With this knowledge, the numerous buttons that looked like they were they to confuse spring into purpose offering access to album folders and individual track detail. The Walkman is powered by two AA batteries that sit snugly within the player and Sony’s anti-shock system - G-Protection saves on the skipping when you’re out and about.
Using Sony’s proprietary software - SonicStage Simple Burner - tracks can be burnt on the CD-R/RW in either Sony’s ATRAC3plus (Adaptive Transform Acoustic Coding3plus) or ATRAC3 (Adaptive Transform Acoustic Coding3) formats.
Taking either CD or MP3 files - you cannot burn any other formats - tracks can be compressed by up to 1/20th of their original size depending on the quality setting you chose. Music can be burned and compressed to 132, 105, 66, 64 or 48 kbps (kilobits per second) and compressing at 48 kbps, can record up to 490 songs on a 700Mb disc. Track information is provided via an internet connection to Gracenote CDDB before burning and this information will then appear on the LCD display when you play the track.
Overall this is a great idea that not only works, but beats the large storage MP3 players at their own game. With this player you can have an endless amount of CDs all with numerous tracks on them without the worry of running out of storage space. Sound obviously varies according to the level at which you record it.

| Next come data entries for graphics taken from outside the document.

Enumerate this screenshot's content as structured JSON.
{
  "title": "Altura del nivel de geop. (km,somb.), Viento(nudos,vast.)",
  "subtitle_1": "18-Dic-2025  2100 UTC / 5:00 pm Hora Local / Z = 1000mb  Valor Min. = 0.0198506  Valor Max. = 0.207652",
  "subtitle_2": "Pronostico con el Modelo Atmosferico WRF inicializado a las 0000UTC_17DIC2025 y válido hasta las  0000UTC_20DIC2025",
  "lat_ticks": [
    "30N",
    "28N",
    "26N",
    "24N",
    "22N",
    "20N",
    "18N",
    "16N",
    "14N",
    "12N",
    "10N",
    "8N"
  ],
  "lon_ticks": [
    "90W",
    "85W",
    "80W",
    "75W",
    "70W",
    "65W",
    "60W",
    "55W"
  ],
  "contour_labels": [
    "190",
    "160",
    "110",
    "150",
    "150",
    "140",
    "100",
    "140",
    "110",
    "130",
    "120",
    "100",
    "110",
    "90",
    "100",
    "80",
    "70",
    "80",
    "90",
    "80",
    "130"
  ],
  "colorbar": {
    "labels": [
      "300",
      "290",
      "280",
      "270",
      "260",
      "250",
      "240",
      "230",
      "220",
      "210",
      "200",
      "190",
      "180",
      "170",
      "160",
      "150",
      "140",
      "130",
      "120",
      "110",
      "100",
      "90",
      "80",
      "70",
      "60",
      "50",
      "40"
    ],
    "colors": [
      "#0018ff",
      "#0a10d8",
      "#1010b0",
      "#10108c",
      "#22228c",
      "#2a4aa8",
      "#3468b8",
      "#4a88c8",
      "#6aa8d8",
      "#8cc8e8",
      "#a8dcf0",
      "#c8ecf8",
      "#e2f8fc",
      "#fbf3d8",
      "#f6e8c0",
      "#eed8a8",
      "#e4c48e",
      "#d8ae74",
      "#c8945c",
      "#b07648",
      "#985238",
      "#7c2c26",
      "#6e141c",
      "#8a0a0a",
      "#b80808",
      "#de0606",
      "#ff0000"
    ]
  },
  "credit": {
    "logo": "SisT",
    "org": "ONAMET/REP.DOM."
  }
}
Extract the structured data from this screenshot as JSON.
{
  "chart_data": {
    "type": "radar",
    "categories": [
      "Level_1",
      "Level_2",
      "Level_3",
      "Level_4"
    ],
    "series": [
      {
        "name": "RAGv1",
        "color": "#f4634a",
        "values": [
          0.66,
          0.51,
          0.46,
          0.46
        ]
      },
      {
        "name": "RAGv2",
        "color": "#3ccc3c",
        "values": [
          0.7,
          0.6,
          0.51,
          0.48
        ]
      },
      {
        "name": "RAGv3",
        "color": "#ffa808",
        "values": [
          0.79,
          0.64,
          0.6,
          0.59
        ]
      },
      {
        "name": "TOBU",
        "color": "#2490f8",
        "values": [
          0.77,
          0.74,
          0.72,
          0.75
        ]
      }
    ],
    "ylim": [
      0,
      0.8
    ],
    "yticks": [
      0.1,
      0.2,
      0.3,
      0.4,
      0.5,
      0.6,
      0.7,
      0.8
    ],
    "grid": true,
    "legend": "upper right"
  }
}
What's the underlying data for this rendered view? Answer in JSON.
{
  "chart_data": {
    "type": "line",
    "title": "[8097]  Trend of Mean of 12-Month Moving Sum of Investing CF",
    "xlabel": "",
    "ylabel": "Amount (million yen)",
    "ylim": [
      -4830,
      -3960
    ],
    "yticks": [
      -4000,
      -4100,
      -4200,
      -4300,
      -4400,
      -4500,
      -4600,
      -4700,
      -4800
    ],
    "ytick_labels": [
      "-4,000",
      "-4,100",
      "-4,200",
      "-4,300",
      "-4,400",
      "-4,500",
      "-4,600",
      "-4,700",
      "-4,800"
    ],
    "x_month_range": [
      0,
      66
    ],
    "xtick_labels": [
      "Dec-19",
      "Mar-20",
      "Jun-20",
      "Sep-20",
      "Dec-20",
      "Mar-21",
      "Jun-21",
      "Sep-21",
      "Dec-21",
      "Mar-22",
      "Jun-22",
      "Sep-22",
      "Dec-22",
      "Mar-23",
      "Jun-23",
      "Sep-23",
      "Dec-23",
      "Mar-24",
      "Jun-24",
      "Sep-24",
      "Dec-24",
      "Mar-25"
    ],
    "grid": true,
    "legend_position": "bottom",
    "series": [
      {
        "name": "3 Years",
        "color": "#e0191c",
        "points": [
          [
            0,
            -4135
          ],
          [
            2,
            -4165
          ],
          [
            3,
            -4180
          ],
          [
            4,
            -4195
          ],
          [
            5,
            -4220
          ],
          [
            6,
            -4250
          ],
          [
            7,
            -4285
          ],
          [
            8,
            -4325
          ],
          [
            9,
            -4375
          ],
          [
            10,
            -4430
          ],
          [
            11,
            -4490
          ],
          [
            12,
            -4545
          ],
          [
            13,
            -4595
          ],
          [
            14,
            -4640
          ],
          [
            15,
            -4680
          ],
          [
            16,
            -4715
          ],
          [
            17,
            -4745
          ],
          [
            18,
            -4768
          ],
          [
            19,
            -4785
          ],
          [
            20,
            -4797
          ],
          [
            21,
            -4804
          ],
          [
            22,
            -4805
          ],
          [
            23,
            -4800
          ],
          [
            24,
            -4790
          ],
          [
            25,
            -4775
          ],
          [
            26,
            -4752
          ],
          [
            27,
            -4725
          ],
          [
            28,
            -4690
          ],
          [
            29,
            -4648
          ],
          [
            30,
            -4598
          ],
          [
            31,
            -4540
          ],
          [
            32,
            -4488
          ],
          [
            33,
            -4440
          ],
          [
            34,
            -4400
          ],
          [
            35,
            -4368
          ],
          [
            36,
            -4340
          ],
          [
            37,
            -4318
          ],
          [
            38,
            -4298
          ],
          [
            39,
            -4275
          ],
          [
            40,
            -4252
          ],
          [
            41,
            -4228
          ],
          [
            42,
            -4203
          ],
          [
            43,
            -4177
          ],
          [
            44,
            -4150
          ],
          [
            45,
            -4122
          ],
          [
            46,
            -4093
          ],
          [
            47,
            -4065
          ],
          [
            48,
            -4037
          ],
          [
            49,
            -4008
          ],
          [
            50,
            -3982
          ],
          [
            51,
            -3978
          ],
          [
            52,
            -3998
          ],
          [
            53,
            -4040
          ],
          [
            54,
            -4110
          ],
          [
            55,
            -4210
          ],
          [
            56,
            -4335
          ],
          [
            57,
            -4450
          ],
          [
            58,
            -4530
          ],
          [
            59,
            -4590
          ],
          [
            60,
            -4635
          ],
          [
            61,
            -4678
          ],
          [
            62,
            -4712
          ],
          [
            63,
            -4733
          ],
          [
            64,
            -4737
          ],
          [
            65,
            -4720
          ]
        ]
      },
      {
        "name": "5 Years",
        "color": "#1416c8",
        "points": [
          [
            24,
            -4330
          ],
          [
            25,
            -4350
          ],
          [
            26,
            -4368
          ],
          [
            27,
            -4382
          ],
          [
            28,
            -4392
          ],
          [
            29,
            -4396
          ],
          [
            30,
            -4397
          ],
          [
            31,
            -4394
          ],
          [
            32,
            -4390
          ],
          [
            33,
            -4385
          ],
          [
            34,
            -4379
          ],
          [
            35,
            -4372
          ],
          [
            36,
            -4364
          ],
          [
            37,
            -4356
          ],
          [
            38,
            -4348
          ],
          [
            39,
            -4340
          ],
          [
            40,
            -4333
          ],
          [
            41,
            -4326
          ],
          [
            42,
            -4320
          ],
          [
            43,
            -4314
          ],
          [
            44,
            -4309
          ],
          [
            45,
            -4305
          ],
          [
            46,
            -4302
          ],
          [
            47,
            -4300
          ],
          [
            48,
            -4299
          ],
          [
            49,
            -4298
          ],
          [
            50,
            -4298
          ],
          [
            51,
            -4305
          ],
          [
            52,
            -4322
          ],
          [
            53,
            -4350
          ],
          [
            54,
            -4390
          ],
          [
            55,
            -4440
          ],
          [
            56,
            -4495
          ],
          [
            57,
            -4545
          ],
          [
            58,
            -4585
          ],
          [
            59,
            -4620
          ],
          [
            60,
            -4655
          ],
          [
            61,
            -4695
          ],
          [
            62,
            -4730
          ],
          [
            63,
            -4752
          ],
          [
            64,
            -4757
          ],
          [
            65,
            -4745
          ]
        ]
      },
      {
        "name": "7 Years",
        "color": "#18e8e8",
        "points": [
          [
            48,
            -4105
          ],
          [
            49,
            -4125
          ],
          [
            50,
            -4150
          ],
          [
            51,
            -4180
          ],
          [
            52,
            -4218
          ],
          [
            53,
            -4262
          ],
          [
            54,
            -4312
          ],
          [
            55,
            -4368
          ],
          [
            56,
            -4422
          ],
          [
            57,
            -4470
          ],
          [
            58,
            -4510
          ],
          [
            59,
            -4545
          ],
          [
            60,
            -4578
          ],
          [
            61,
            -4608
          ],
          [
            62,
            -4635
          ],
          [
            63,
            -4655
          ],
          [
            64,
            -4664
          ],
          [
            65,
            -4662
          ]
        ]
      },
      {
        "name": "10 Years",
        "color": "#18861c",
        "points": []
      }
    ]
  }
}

CD quality MP3s are normally recorded at 128kbps, and at this ratio you are still able to get some 170/180 tracks per CD, slightly more than the 13 or 14 you normally find.
So where's the catch? Sony, being Sony can't just deal with adopting anyone else's format technology or using anyone else's software and so all files that you record not have to be transferred using the Sony software included, but also have to be saved into the ATRAC3 format. Furthermore unless the files are in the MP3 format or on a CD you've put in your burner you won't be able to add them to the track listing to record them.
While this reliance on Sony will be annoying to some, it doesn't take away the fact that you've got a great music player that produces very good music for a very affordable price.